Parallel Inserts HELP

Greetings!

I have an issue with load performance in my Oracle (10G) database.

Source table has 200 millions rows. A simple graph with the following load logic:
DB_INPUT (select * from table where product in ‘A’,‘B’)
SIMPLE COPY
DB_OUTPUT (target table1)

This runs well but VERY SLOW: 2 (two) hours with Clover when I can do the same load using SQL*Loader in 1 (one) hour.

I want to perform 2 (two) parallel INSERT statements on the same database table at a time. I run via shell script 2 graphs with the following load strategy:

DB_INPUT (select * from table where product=A)
SIMPLE COPY
DB_OUTPUT (target table 1)

DB_INPUT (select * from table where product=B)
SIMPLE COPY
DB_OUTPUT (target table 1)

At random, one of the scripts constantly fail with a DEADLOCK error from my Oracle database, which makes sense.

What can be done to speed up the load?

I welcome any advice!
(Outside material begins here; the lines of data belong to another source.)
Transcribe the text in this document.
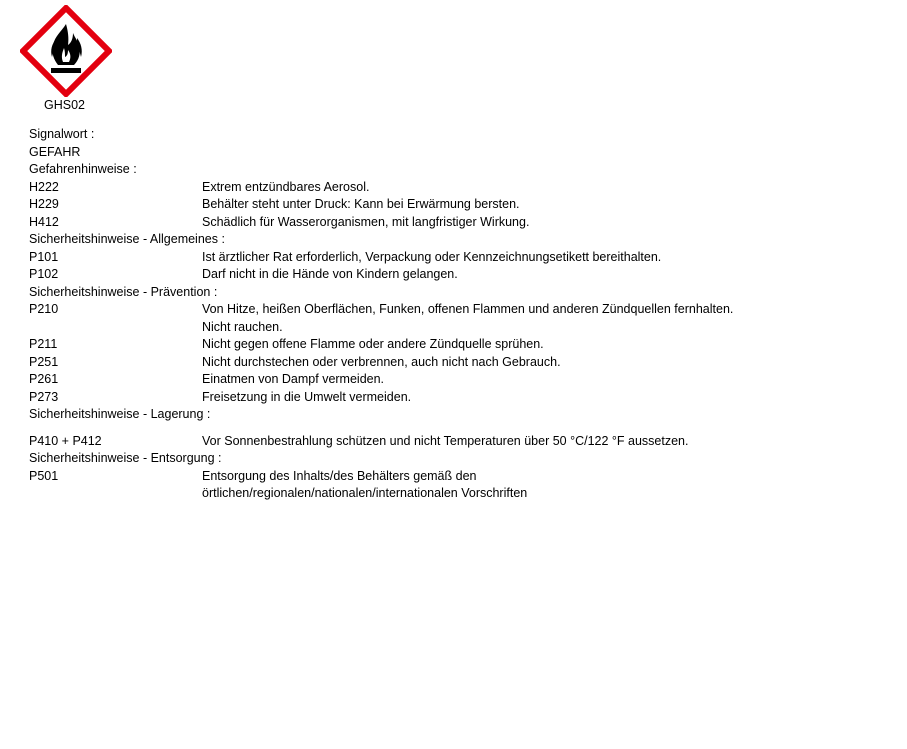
GHS02
Signalwort :
GEFAHR
Gefahrenhinweise :
H222	Extrem entzündbares Aerosol.
H229	Behälter steht unter Druck: Kann bei Erwärmung bersten.
H412	Schädlich für Wasserorganismen, mit langfristiger Wirkung.
Sicherheitshinweise - Allgemeines :
P101	Ist ärztlicher Rat erforderlich, Verpackung oder Kennzeichnungsetikett bereithalten.
P102	Darf nicht in die Hände von Kindern gelangen.
Sicherheitshinweise - Prävention :
P210	Von Hitze, heißen Oberflächen, Funken, offenen Flammen und anderen Zündquellen fernhalten.
Nicht rauchen.
P211	Nicht gegen offene Flamme oder andere Zündquelle sprühen.
P251	Nicht durchstechen oder verbrennen, auch nicht nach Gebrauch.
P261	Einatmen von Dampf vermeiden.
P273	Freisetzung in die Umwelt vermeiden.
Sicherheitshinweise - Lagerung :
P410 + P412	Vor Sonnenbestrahlung schützen und nicht Temperaturen über 50 °C/122 °F aussetzen.
Sicherheitshinweise - Entsorgung :
P501	Entsorgung des Inhalts/des Behälters gemäß den
örtlichen/regionalen/nationalen/internationalen Vorschriften
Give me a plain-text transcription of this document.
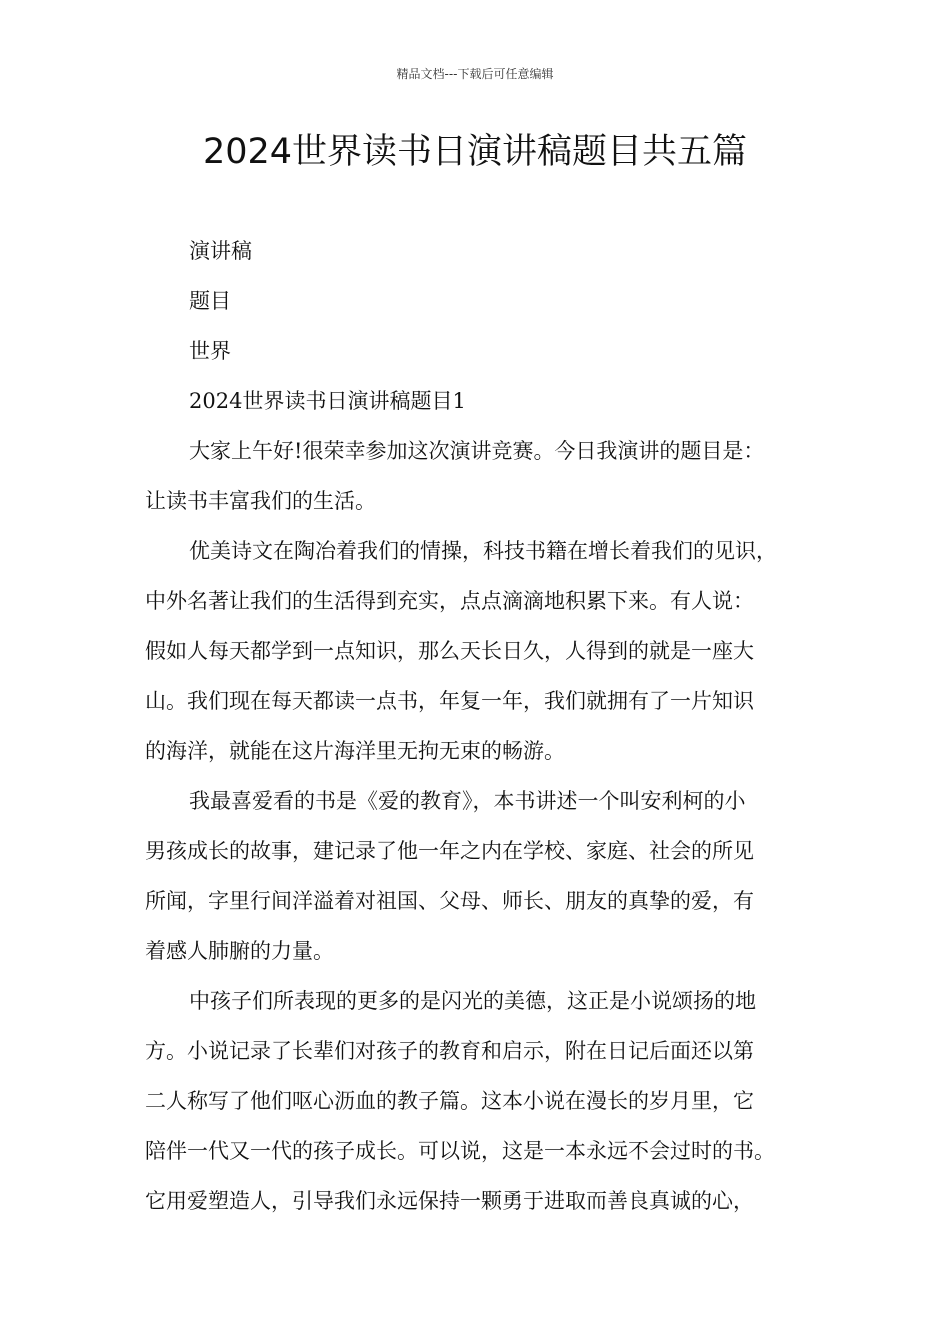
精品文档---下载后可任意编辑
2024世界读书日演讲稿题目共五篇

演讲稿

题目

世界

2024世界读书日演讲稿题目1

大家上午好!很荣幸参加这次演讲竞赛。今日我演讲的题目是：
让读书丰富我们的生活。
优美诗文在陶冶着我们的情操，科技书籍在增长着我们的见识，
中外名著让我们的生活得到充实，点点滴滴地积累下来。有人说：
假如人每天都学到一点知识，那么天长日久，人得到的就是一座大
山。我们现在每天都读一点书，年复一年，我们就拥有了一片知识
的海洋，就能在这片海洋里无拘无束的畅游。
我最喜爱看的书是《爱的教育》，本书讲述一个叫安利柯的小
男孩成长的故事，建记录了他一年之内在学校、家庭、社会的所见
所闻，字里行间洋溢着对祖国、父母、师长、朋友的真挚的爱，有
着感人肺腑的力量。
中孩子们所表现的更多的是闪光的美德，这正是小说颂扬的地
方。小说记录了长辈们对孩子的教育和启示，附在日记后面还以第
二人称写了他们呕心沥血的教子篇。这本小说在漫长的岁月里，它
陪伴一代又一代的孩子成长。可以说，这是一本永远不会过时的书。
它用爱塑造人，引导我们永远保持一颗勇于进取而善良真诚的心，
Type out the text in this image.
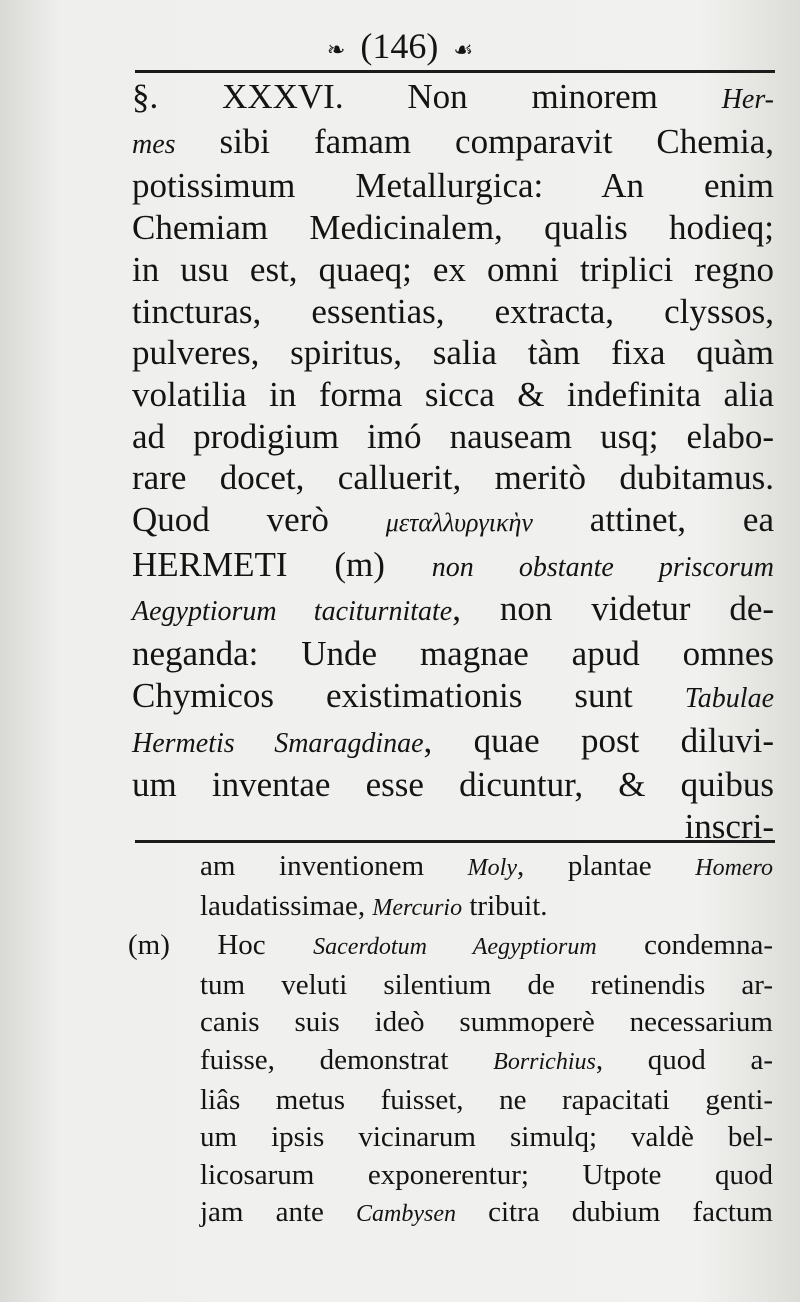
❧ (146) ☙
§. XXXVI. Non minorem Her-
mes sibi famam comparavit Chemia,
potissimum Metallurgica: An enim
Chemiam Medicinalem, qualis hodieq;
in usu est, quaeq; ex omni triplici regno
tincturas, essentias, extracta, clyssos,
pulveres, spiritus, salia tàm fixa quàm
volatilia in forma sicca & indefinita alia
ad prodigium imó nauseam usq; elabo-
rare docet, calluerit, meritò dubitamus.
Quod verò μεταλλυργικὴν attinet, ea
HERMETI (m) non obstante priscorum
Aegyptiorum taciturnitate, non videtur de-
neganda: Unde magnae apud omnes
Chymicos existimationis sunt Tabulae
Hermetis Smaragdinae, quae post diluvi-
um inventae esse dicuntur, & quibus
inscri-
am inventionem Moly, plantae Homero
laudatissimae, Mercurio tribuit.
(m) Hoc Sacerdotum Aegyptiorum condemna-
tum veluti silentium de retinendis ar-
canis suis ideò summoperè necessarium
fuisse, demonstrat Borrichius, quod a-
liâs metus fuisset, ne rapacitati genti-
um ipsis vicinarum simulq; valdè bel-
licosarum exponerentur; Utpote quod
jam ante Cambysen citra dubium factum
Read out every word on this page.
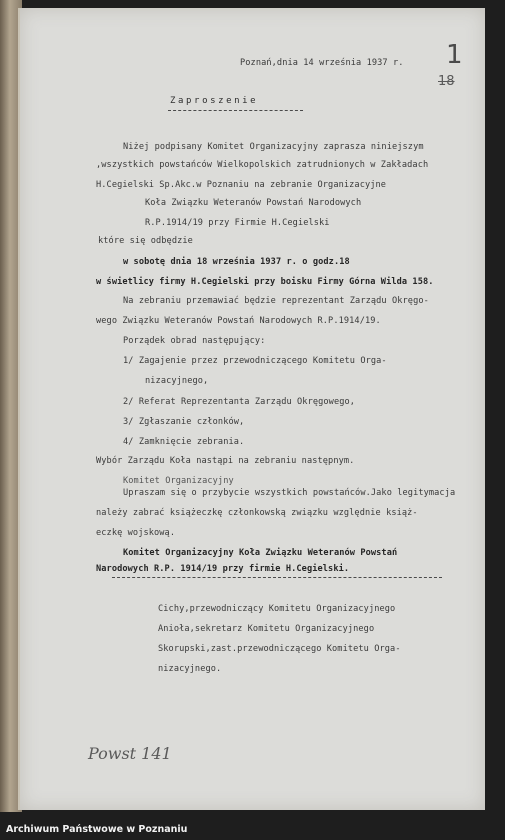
Poznań,dnia 14 września 1937 r. 1
18
Zaproszenie
Niżej podpisany Komitet Organizacyjny zaprasza niniejszym
,wszystkich powstańców Wielkopolskich zatrudnionych w Zakładach
H.Cegielski Sp.Akc.w Poznaniu na zebranie Organizacyjne
Koła Związku Weteranów Powstań Narodowych
R.P.1914/19 przy Firmie H.Cegielski
które się odbędzie
w sobotę dnia 18 września 1937 r. o godz.18
w świetlicy firmy H.Cegielski przy boisku Firmy Górna Wilda 158.
Na zebraniu przemawiać będzie reprezentant Zarządu Okręgo-
wego Związku Weteranów Powstań Narodowych R.P.1914/19.
Porządek obrad następujący:
1/ Zagajenie przez przewodniczącego Komitetu Orga-
nizacyjnego,
2/ Referat Reprezentanta Zarządu Okręgowego,
3/ Zgłaszanie członków,
4/ Zamknięcie zebrania.
Wybór Zarządu Koła nastąpi na zebraniu następnym.
Komitet Organizacyjny
Upraszam się o przybycie wszystkich powstańców.Jako legitymacja
należy zabrać książeczkę członkowską związku względnie książ-
eczkę wojskową.
Komitet Organizacyjny Koła Związku Weteranów Powstań
Narodowych R.P. 1914/19 przy firmie H.Cegielski.
Cichy,przewodniczący Komitetu Organizacyjnego
Aniołа,sekretarz Komitetu Organizacyjnego
Skorupski,zast.przewodniczącego Komitetu Orga-
nizacyjnego.
Powst 141
Archiwum Państwowe w Poznaniu
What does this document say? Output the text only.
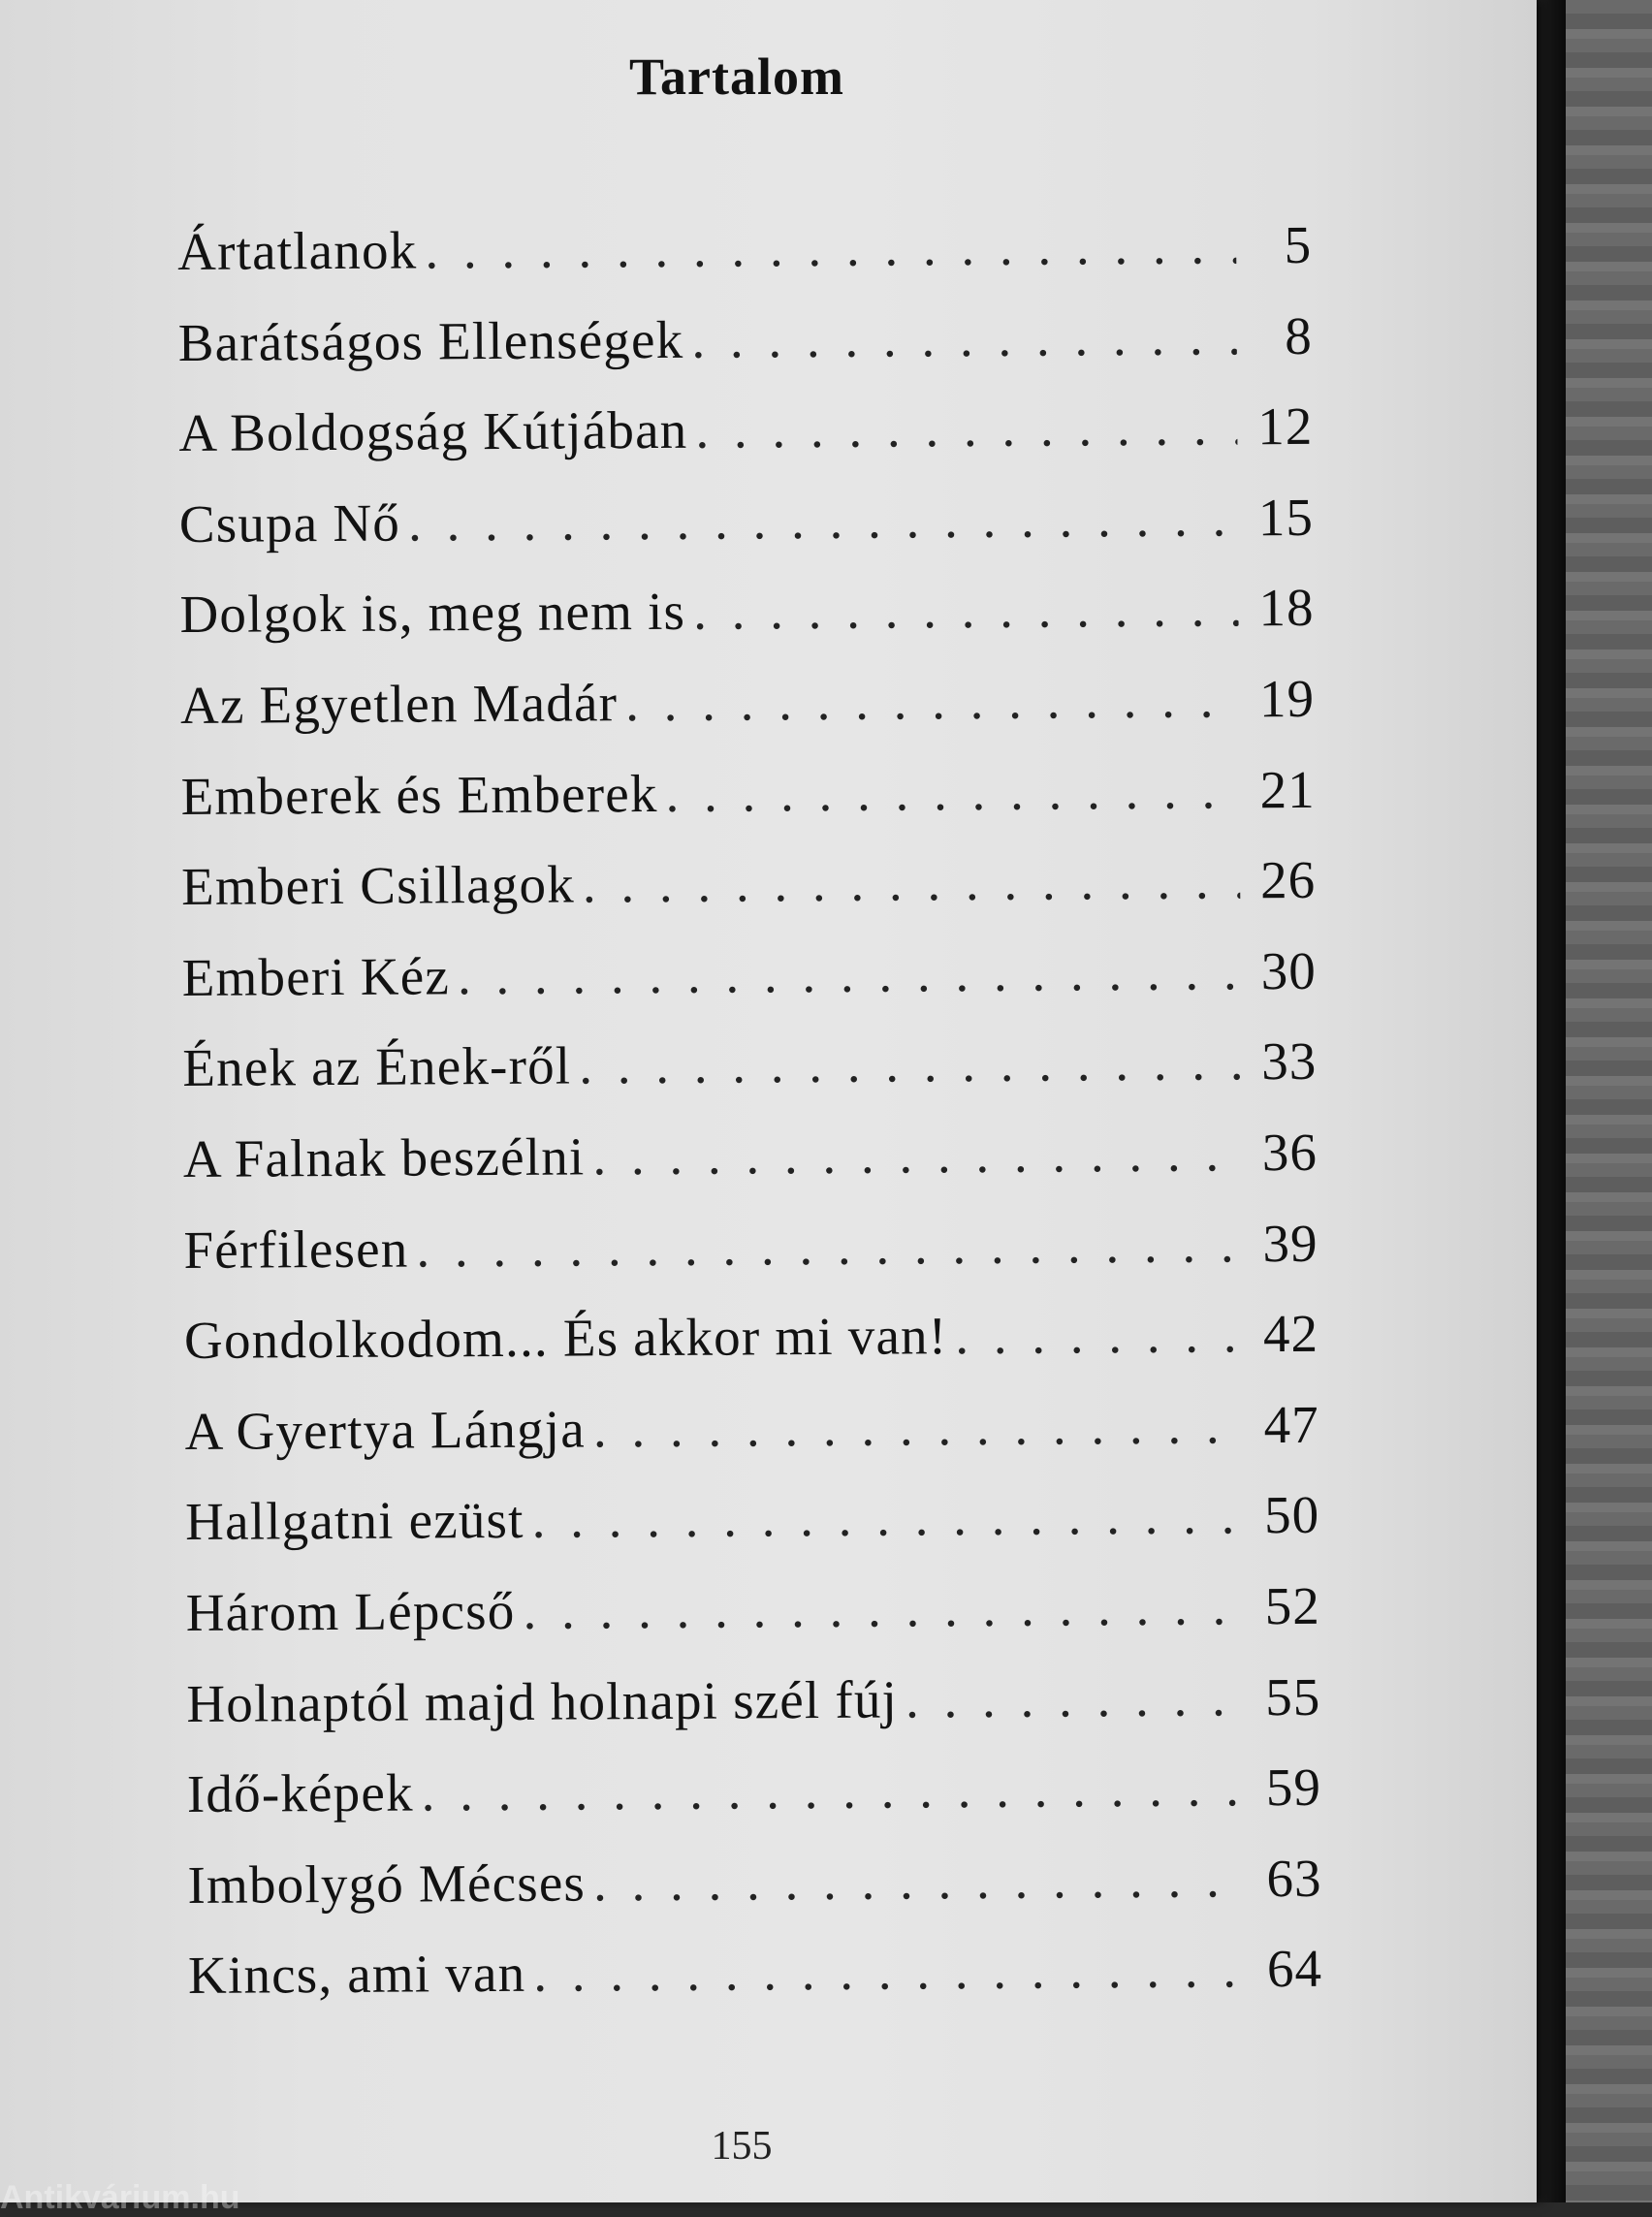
Tartalom
Ártatlanok . . .	5
Barátságos Ellenségek . . .	8
A Boldogság Kútjában . . .	12
Csupa Nő . . .	15
Dolgok is, meg nem is . . .	18
Az Egyetlen Madár . . .	19
Emberek és Emberek . . .	21
Emberi Csillagok . . .	26
Emberi Kéz . . .	30
Ének az Ének-ről . . .	33
A Falnak beszélni . . .	36
Férfilesen . . .	39
Gondolkodom... És akkor mi van! . . .	42
A Gyertya Lángja . . .	47
Hallgatni ezüst . . .	50
Három Lépcső . . .	52
Holnaptól majd holnapi szél fúj . . .	55
Idő-képek . . .	59
Imbolygó Mécses . . .	63
Kincs, ami van . . .	64
155
Antikvárium.hu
Thank you.

Alan.

Hi David,

I did some more testing and got a great improvement!!

I used “FetchSize=…” for DBINPUT and removed the SimpleCopy. The execution time went from 2 hours down to 1 hour!!!

Working with my DBA, I can confirm what you stated: the JDBC values in my CONFIG file are not in use when giving parameters to my components.

This makes more confident about not having to tinker with JDBC properties. I like to rely on Clover instead.

Thank you so much for taking the time to reply to our emails.

Thank you for your hard work.

Alan.

PS: FYI, I am using “CloverETL framework - 1.1.7”

Hello Alan !

To speed up the process (a bit), you can remove the SimpleCopy - it should not be necessary. Also, by using latest development release of Clover, the process could improve in speed - there has been implemented new component-component connection.

Giving the fact, that your graph is using JDBC connection to both databases, the double time of Clover versus SQLLoader is not so bad :wink:

Other than that, you can only experiment with several JDBC driver’s parameters.

The solution would be implementing component which would go to Oracle directly instead through JDBC.

David.